Apache Flume Guide

Apache Flume is a distributed, reliable, and available system for efficiently collecting, aggregating and moving large amounts of log data from many different sources to a centralized datastore.

Flume is event-driven, and typically handles unstructured or semi-structured data that arrives continuously. It transfers data into CDH components such as HDFS, Apache Spark, Apache HBase, and Cloudera Search.

Flume is similar in some ways to Apache Kafka, although architectural differences often make one more suitable than the other for particular use cases. For example, Flume uses a push model where the source of the data is tightly coupled to its destination (sink), making it a good choice for multi-stage pipelines. Flume can also accept data from Kafka through the KafkaSource class and push data to Kafka using the KafkaSink class or the Kafka channel. Flume is closely integrated with Hadoop, while Kafka is a more general-purpose publish-subscribe mechanism that can run on Hadoop or other kinds of systems.

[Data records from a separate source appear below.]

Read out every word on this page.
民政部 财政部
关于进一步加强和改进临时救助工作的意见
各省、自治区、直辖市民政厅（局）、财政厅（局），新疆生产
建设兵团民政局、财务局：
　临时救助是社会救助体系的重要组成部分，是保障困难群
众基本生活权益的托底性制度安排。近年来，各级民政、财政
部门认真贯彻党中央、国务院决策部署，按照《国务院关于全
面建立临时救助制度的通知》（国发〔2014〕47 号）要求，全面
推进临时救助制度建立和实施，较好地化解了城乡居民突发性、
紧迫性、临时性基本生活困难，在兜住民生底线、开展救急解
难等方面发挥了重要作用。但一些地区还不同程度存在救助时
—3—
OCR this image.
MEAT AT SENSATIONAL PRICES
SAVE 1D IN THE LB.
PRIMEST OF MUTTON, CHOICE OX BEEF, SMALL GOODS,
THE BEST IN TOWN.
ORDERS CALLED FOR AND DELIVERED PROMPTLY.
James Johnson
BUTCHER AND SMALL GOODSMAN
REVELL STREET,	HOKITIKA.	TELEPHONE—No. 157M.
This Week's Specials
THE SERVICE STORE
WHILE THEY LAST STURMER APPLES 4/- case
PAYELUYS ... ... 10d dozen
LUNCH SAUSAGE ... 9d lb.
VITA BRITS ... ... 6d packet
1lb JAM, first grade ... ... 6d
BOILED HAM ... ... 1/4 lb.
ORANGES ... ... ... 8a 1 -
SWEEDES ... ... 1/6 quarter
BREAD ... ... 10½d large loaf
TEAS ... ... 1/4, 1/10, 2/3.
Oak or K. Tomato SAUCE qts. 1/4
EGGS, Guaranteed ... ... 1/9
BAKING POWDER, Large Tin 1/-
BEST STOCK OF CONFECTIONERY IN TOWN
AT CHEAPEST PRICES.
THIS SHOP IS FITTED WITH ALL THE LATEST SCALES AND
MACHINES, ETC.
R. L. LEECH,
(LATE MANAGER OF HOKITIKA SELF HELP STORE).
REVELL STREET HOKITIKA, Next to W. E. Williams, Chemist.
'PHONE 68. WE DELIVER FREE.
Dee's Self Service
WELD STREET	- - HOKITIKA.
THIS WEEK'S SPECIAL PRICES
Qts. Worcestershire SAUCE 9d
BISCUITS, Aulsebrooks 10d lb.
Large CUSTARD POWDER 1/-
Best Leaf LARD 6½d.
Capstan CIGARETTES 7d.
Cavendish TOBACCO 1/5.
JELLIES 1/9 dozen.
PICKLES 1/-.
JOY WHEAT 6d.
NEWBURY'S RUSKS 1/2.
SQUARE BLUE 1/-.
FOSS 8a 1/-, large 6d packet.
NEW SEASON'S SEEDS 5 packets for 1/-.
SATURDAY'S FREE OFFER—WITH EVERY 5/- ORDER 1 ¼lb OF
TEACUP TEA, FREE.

Flume is often contrasted with Apache Sqoop because their use cases are distinct. Flume is used for unstructured or semi-structured data that arrives continuously in small batches, for example log records or event messages, while Sqoop is used for occasionally transferring large batches of structured data from sources such as databases.

The Apache Flume Guide contains information about configuring and managing Apache Flume.